Oleh: Gede Prama
Lihat kebunku penuh dengan bunga. Ada yang putih dan ada yang merah. Setiap hari kusiram semua. Mawar melati semuanya indah.
Bencana, bencana, bencana, bencana, mungkin itu kabut-kabut kehidupan yang berganti menyelimuti Indonesia beberapa tahun terakhir ini.
Belum sepenuhnya pulih dari banjir dahsyat Jakarta, tiba-tiba tanah longsor menggelegar, gempa bumi memakan nyawa, pesawat Garuda terbakar. Bencana seperti tidak bosan-bosannya menggoda jiwa Indonesia.
Seorang sahabat asli Jawa berulang-ulang menyebut kata miris. Seorang psikiater mengutip sebutan tua tentang zaman edan saat menyaksikan seorang Ibu membakar diri dan sejumlah putra-putrinya karena terimpit kesulitan kehidupan.

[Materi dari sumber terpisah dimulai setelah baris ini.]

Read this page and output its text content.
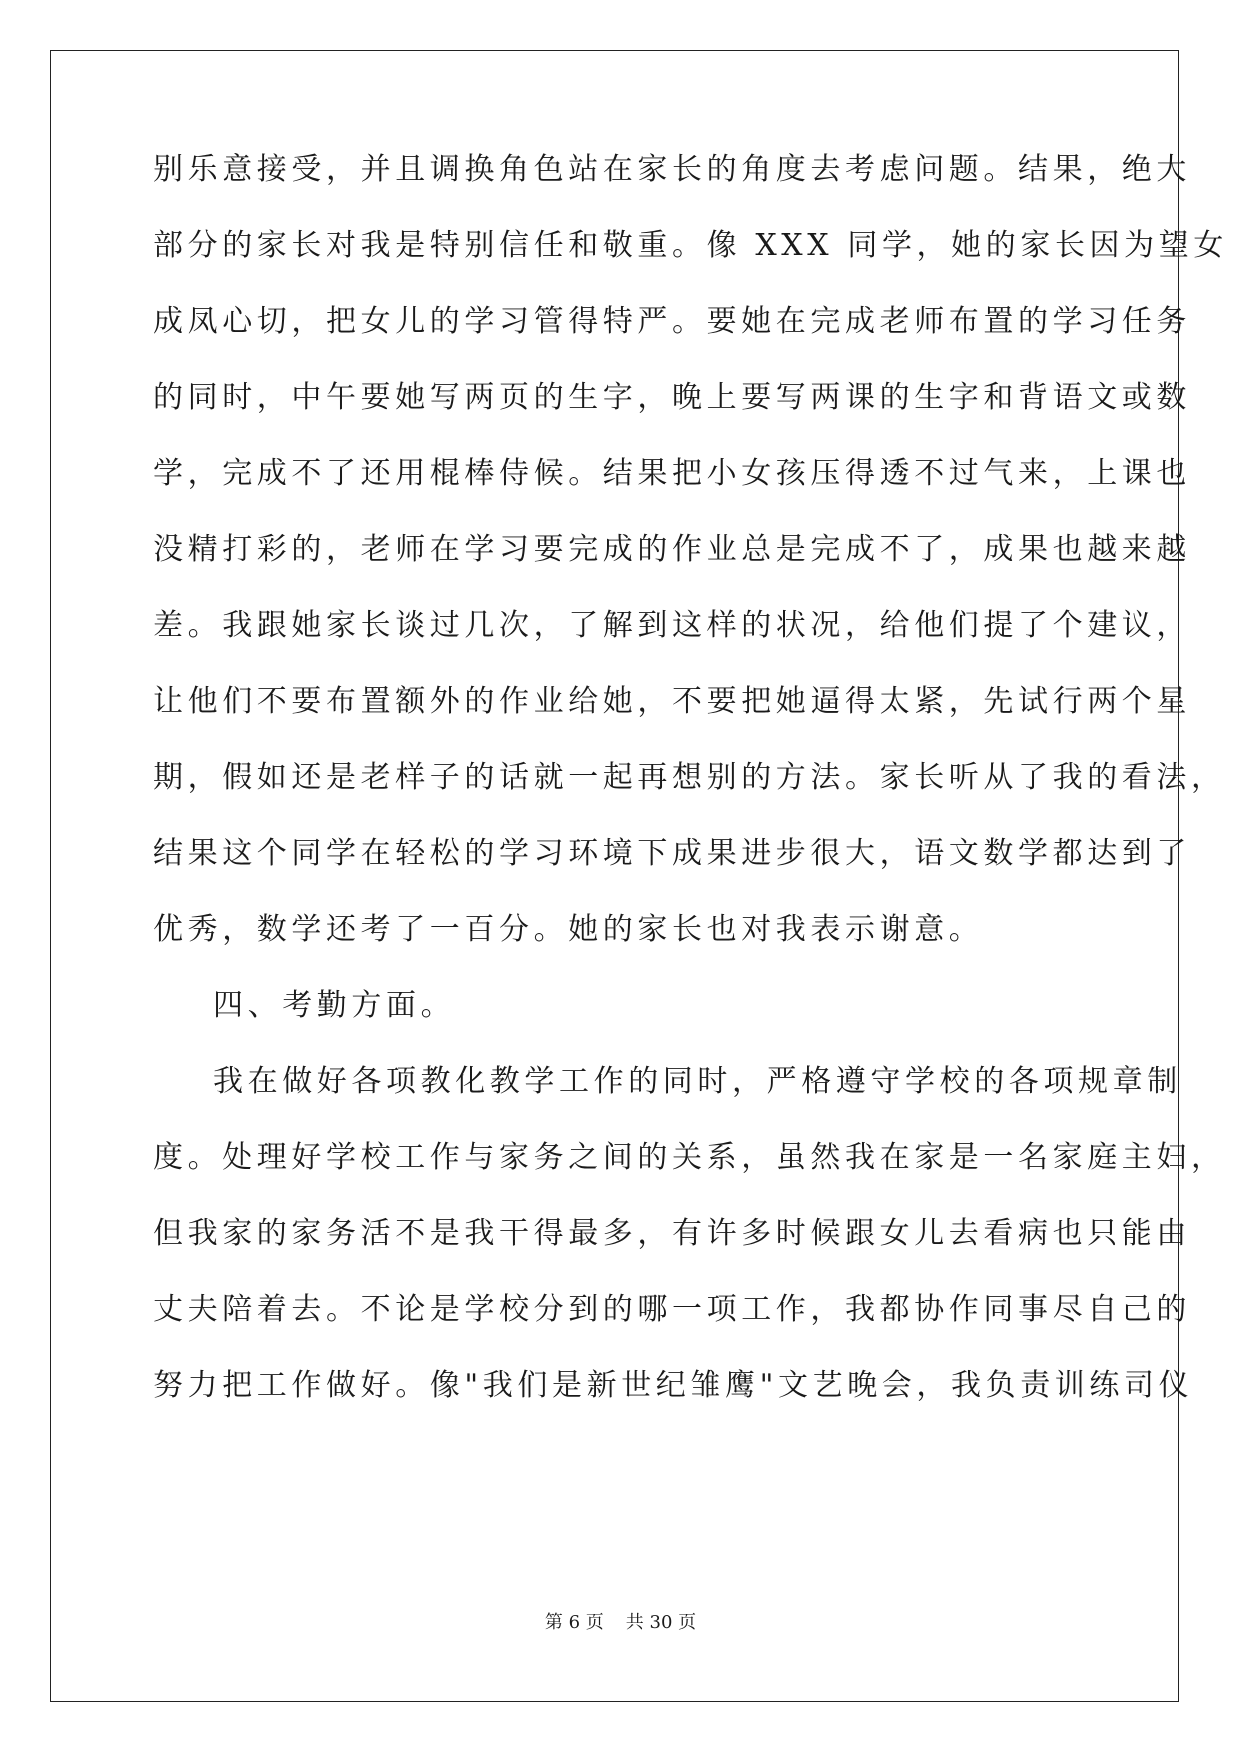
别乐意接受，并且调换角色站在家长的角度去考虑问题。结果，绝大
部分的家长对我是特别信任和敬重。像 XXX 同学，她的家长因为望女
成凤心切，把女儿的学习管得特严。要她在完成老师布置的学习任务
的同时，中午要她写两页的生字，晚上要写两课的生字和背语文或数
学，完成不了还用棍棒侍候。结果把小女孩压得透不过气来，上课也
没精打彩的，老师在学习要完成的作业总是完成不了，成果也越来越
差。我跟她家长谈过几次，了解到这样的状况，给他们提了个建议，
让他们不要布置额外的作业给她，不要把她逼得太紧，先试行两个星
期，假如还是老样子的话就一起再想别的方法。家长听从了我的看法，
结果这个同学在轻松的学习环境下成果进步很大，语文数学都达到了
优秀，数学还考了一百分。她的家长也对我表示谢意。
四、考勤方面。
我在做好各项教化教学工作的同时，严格遵守学校的各项规章制
度。处理好学校工作与家务之间的关系，虽然我在家是一名家庭主妇，
但我家的家务活不是我干得最多，有许多时候跟女儿去看病也只能由
丈夫陪着去。不论是学校分到的哪一项工作，我都协作同事尽自己的
努力把工作做好。像"我们是新世纪雏鹰"文艺晚会，我负责训练司仪
第 6 页 共 30 页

Bahkan, Herald Tribune menulis Indonesia: Mass murder or natural disaster, terutama setelah menghitung ratusan ribu nyawa melayang akibat bencana.
Berduka, bersedih, tersentuh penderitaan sesama tentu salah satu tanda pertumbuhan jiwa. Di Timur telah lama diajarkan, untuk memasuki wilayah-wilayah kesucian, bahkan menginjak rumput pun, dilarang. Terutama karena setiap rasa sakit yang kita timpakan ke ciptaan lain akan kembali menyakiti diri. Karena itu, sungguh layak disyukuri jika Indonesia masih memiliki banyak hati yang punya empati.